One sign of the state of the nation is usually the amount of news coverage about the expat situation.
By that measure, yesterday was a grey day in Bahrain – the GDN discussed plaques on residential buildings announcing the number of residents so that unauthorised ‘labour camps’ can be prevented; a popular budget airline was hauled over the coals for arbitrarily sending out notices to customers that they should either use their tickets purchased before pandemic restrictions hit travel plans or forfeit the money – sometimes running in the hundreds for a family; and finally, municipal councillors used strong language to call out ‘rogue’ food truck owners who violated commercial registration conditions and employed expats to run their enterprise.
Overcrowded and unhygienic living conditions represent not just a broken promise on the part of the employer but also a basic human rights violation which the Bahrain government takes very seriously.
The government does keep close tabs on errant landlords and agents who overcrowd worker dorms to save costs but their response to questions about why more is not done is often that they are short of manpower.
I often wonder what the role of the community is in this scenario.
Why do we turn a blind eye to the condition of fellow-humans who are forced to rent “bed space” instead of a room – where people take turns to sleep by pairing their office timings with opposites – one day-shift person with a night-duty worker and their life out of a suitcase stowed under the bed.
Our acceptance and lack of action begins when we ignore advertisements for such ‘accommodation’ on building walls and lamp-posts instead of calling the numbers and reporting them to the authorities.
Shutting our eyes to such violations is as bad as turning away from domestic abuse – and, given the political clout that has gained over the recent years, we wouldn’t do that, would we?
There is a fine line between being an interfering busybody and a person invested in raising the bar for the community and just because it’s drawn on sand, doesn’t mean we needn’t walk that line.
If we see a residence with unusually high traffic, we must question it and make sure lives are not being risked. Our reason for questioning should not, however, be rooted in prejudice about class and race but rather informed by genuine concern for the rights of fellow humans.
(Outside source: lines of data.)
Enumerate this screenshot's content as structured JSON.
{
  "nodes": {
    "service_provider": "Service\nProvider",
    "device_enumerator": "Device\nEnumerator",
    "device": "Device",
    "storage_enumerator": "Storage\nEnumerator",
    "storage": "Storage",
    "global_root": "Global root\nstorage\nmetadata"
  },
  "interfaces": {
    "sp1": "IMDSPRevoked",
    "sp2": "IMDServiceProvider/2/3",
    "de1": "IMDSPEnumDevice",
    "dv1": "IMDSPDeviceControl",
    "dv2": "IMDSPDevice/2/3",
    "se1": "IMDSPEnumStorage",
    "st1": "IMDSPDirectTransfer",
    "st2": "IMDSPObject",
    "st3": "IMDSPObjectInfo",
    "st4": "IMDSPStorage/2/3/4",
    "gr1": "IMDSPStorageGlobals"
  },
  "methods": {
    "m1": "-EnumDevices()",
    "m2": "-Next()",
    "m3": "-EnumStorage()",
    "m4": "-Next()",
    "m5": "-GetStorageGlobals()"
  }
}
Coming to the question of airlines suddenly pulling the rug from under their passengers’ feet with diktats of time limits and forfeits, there must be a consumer court which affected passengers can approach for help.
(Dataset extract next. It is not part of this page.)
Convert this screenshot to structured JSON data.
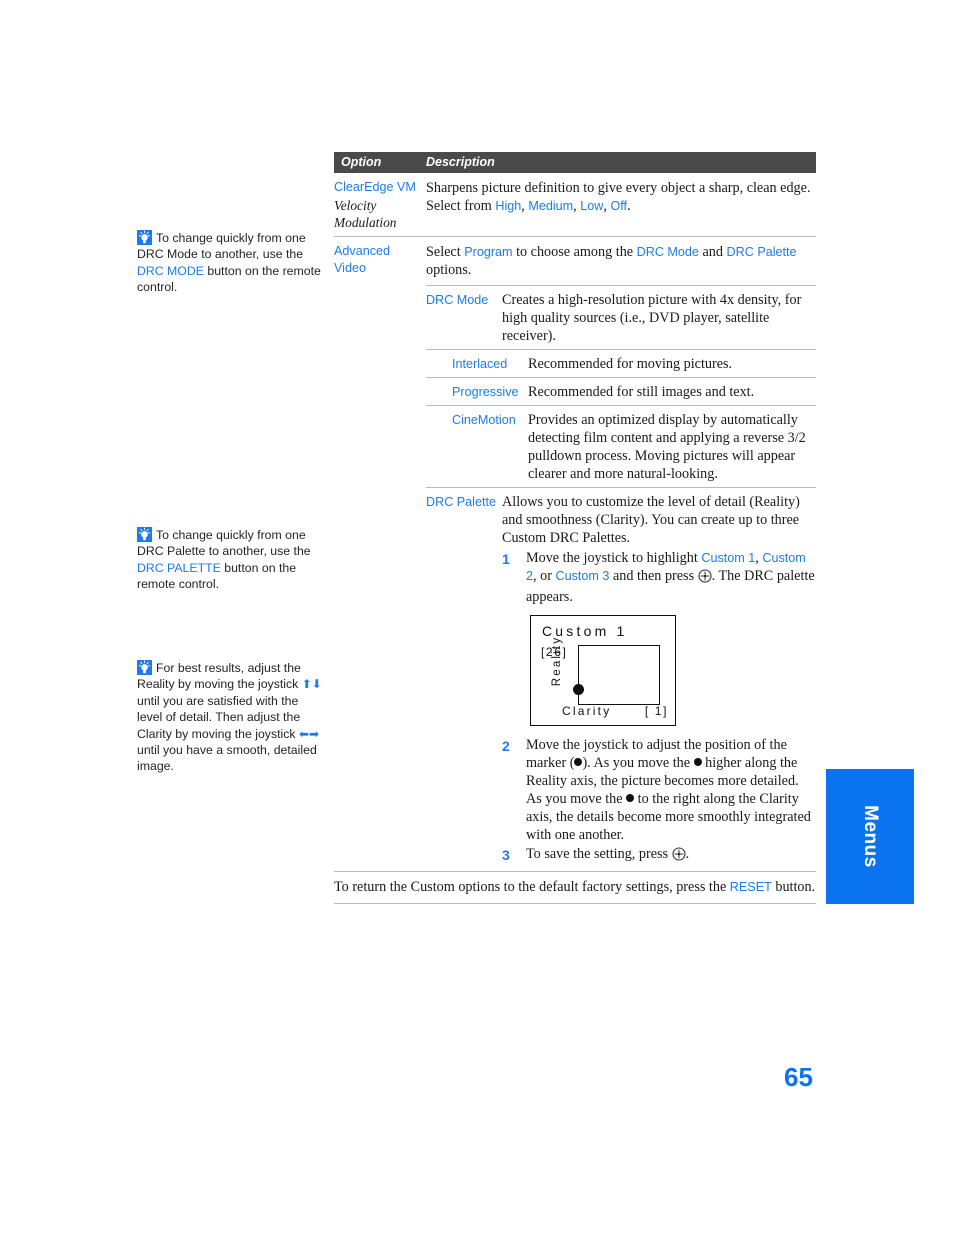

These passengers are the wind beneath the wings of the airlines and such cavalier attitude towards them especially in times of genuine economic and social distress is a poor management of a valuable brand.
And we come to the question of food trucks – if an expat is willing to invest in the business and work hard to succeed, why discriminate?
This is business-friendly Bahrain, as we are often reminded, and while Bahrainis must get first dibs on jobs and business opportunities, restricting these opportunities in a business where variety is what spices up the success seems like snatching loss from the jaws of profit!
The economy needs investors and SMEs are a business model that have worked well for other countries like Singapore where the business eco-system is similar.
Let’s cut the discrimination and play fair – and let’s not bandy around harsh words like ‘rogue’ and ‘runaway’ for people just wanting to turn in an honest day’s work!